We still take some code from newer Mozilla codebases, but they're primarily security fixes that apply to us (because of shared heritage), or backports of newly implemented features in JavaScript for the sake of web compatibility. There are plenty of stuff done originally too, like some of the glue I wrote for JPEG XL, the build system (still supporting the native MSVC compiler and linker and newer ones too like 2022, which Mozilla has long since dropped support in favor of Clang), and CSS (where new features are implemented from scratch in C++ because newer Mozilla write the implementation in Rust now, which we didn't adopt). We've also applied fixes that Mozilla has not adopted.

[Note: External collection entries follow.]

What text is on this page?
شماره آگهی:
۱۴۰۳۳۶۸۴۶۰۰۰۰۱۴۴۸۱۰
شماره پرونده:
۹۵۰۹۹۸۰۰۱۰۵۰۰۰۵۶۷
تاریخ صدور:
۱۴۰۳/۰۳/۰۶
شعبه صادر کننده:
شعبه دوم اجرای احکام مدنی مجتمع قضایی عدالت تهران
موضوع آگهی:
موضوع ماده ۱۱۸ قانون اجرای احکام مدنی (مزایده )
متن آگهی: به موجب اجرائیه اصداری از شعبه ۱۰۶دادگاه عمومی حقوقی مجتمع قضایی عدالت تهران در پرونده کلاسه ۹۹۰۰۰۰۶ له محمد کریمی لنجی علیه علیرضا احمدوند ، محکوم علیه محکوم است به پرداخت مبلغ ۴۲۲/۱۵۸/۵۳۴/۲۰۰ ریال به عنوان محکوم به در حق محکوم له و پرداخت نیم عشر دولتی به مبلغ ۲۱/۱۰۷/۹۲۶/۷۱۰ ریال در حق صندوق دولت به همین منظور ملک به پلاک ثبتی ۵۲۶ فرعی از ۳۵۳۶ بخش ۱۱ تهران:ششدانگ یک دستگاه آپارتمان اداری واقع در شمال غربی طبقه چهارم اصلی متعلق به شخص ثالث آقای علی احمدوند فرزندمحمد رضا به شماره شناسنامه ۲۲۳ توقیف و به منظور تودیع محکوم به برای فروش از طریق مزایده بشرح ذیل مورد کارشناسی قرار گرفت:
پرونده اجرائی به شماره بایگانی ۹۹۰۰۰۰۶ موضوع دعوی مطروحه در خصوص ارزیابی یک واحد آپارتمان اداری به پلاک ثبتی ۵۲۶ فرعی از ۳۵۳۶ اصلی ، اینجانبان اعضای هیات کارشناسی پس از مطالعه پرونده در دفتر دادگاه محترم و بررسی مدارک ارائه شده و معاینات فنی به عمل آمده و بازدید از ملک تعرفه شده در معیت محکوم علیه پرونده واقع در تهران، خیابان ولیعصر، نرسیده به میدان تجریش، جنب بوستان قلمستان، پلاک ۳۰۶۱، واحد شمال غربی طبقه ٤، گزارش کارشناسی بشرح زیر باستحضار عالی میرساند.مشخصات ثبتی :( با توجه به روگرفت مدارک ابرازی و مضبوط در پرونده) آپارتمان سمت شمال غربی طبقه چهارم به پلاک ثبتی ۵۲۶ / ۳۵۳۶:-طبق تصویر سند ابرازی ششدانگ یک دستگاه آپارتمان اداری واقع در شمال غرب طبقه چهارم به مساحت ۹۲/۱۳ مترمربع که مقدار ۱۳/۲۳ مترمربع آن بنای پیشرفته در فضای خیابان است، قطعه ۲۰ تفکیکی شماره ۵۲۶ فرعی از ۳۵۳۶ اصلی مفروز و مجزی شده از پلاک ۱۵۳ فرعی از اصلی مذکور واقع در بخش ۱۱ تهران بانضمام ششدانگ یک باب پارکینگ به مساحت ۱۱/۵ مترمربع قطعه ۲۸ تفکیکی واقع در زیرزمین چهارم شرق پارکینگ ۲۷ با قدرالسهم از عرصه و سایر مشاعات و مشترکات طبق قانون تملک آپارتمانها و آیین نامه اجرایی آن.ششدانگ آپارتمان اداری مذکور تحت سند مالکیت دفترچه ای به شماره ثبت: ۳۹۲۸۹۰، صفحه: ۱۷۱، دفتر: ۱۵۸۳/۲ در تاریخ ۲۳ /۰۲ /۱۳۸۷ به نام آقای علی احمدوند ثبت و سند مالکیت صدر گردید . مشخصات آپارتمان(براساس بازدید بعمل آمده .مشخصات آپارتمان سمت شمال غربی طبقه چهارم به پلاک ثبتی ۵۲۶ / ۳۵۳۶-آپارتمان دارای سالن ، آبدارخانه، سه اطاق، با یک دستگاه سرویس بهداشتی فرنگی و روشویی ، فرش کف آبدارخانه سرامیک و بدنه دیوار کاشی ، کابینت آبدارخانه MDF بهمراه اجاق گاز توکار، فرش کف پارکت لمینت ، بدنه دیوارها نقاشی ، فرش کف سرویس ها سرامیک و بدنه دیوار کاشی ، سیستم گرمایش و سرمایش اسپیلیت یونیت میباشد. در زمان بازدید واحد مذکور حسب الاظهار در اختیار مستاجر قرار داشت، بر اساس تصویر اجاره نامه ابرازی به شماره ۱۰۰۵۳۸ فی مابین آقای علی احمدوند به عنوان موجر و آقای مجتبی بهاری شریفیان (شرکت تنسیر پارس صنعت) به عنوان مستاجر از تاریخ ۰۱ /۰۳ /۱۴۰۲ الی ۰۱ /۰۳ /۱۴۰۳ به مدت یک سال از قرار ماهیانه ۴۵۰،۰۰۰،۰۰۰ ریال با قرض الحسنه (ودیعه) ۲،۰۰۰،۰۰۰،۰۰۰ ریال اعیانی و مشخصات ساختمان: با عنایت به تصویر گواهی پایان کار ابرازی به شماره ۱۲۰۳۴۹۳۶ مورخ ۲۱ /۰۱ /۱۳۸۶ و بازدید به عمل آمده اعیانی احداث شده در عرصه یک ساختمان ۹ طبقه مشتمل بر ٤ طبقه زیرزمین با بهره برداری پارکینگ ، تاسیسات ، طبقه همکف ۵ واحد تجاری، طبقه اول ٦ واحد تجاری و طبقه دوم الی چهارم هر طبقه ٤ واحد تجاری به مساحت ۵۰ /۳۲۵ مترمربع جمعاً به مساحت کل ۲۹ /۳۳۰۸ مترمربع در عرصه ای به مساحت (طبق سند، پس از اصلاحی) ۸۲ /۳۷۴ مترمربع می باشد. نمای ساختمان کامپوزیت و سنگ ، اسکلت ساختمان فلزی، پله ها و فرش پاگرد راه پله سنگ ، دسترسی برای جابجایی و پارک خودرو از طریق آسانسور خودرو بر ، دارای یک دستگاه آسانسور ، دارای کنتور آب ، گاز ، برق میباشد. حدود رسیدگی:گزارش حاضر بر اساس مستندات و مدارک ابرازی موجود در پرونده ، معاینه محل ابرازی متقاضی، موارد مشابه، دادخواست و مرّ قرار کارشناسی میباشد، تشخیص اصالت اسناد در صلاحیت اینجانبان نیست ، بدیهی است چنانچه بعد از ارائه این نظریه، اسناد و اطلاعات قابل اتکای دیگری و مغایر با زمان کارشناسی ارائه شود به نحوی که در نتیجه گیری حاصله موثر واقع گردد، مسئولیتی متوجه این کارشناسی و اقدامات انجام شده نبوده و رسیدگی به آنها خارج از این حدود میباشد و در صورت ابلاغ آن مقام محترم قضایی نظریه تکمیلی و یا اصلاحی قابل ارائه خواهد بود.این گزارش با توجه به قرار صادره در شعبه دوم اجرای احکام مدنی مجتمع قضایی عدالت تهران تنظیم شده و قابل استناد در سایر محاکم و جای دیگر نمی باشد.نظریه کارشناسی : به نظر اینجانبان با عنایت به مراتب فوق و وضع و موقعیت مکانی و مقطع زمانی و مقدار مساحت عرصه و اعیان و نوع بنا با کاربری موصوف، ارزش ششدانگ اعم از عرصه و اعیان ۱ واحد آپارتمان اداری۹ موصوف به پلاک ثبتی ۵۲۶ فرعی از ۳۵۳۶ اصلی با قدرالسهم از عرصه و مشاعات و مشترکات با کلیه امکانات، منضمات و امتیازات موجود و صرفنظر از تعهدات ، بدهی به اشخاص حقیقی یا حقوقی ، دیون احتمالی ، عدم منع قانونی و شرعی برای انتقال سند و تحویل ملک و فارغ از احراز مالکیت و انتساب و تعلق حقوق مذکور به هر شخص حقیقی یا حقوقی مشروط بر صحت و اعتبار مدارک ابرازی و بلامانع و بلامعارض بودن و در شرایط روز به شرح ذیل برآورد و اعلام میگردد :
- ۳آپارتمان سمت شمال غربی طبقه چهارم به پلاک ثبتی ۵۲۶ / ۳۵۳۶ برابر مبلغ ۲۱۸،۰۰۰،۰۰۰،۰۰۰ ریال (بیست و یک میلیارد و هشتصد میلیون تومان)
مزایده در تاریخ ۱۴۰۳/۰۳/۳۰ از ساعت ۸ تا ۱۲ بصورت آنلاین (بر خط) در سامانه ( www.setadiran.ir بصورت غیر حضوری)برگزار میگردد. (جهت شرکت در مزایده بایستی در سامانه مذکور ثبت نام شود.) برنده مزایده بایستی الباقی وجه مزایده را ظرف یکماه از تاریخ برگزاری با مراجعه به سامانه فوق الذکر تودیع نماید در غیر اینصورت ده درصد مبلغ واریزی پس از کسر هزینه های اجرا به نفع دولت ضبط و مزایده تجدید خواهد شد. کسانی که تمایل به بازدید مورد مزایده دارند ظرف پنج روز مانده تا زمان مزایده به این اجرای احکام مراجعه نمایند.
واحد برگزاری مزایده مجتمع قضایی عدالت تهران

@job i don't think i disagree with anything you've posted. but i think the difference between us is in what we identify to be the fundamental problem. to be fair, i took for granted that everyone would see it the way i do, so let me back up.

In my opinion, the fundamental problem is how much of the web engine market share is dominated by corpos, and in moz's case, corpo friendly orgs.
The reason I think this is a fundamental problem and not something we can simply brush aside and use whatever web engine we want to use personally, is because that market share influences web development and industry standards.
If 97% of the market is dominated by chrome and webkit, there's not much motivation or reason (esp. commercial reason) for developers to insure their sites work with respect to any sort of standard besides those dictated by google and apple.

now to be fair, i was chatting with someone else (who btw, speaks very highly of pale moon), and i also jumped the gun with respect to my proposition of forking and running. i imagine a scenario where the community forks, all the current FF end-users come on board, and then we run. leave mozilla for dead, and concern ourselves with having enough of a market share for sustainability (not number goes up. but more like linux, where number is big enough with supportive, ideological user base that can maintain it and keep it going). getting all the ff users onboard is the hardest part, but i don't think it's as hard as we might assume. i imagine that ff user base is one that is already concerned with corporate control of the web, whether or not they are tech savvy beyond changing their device's default browser.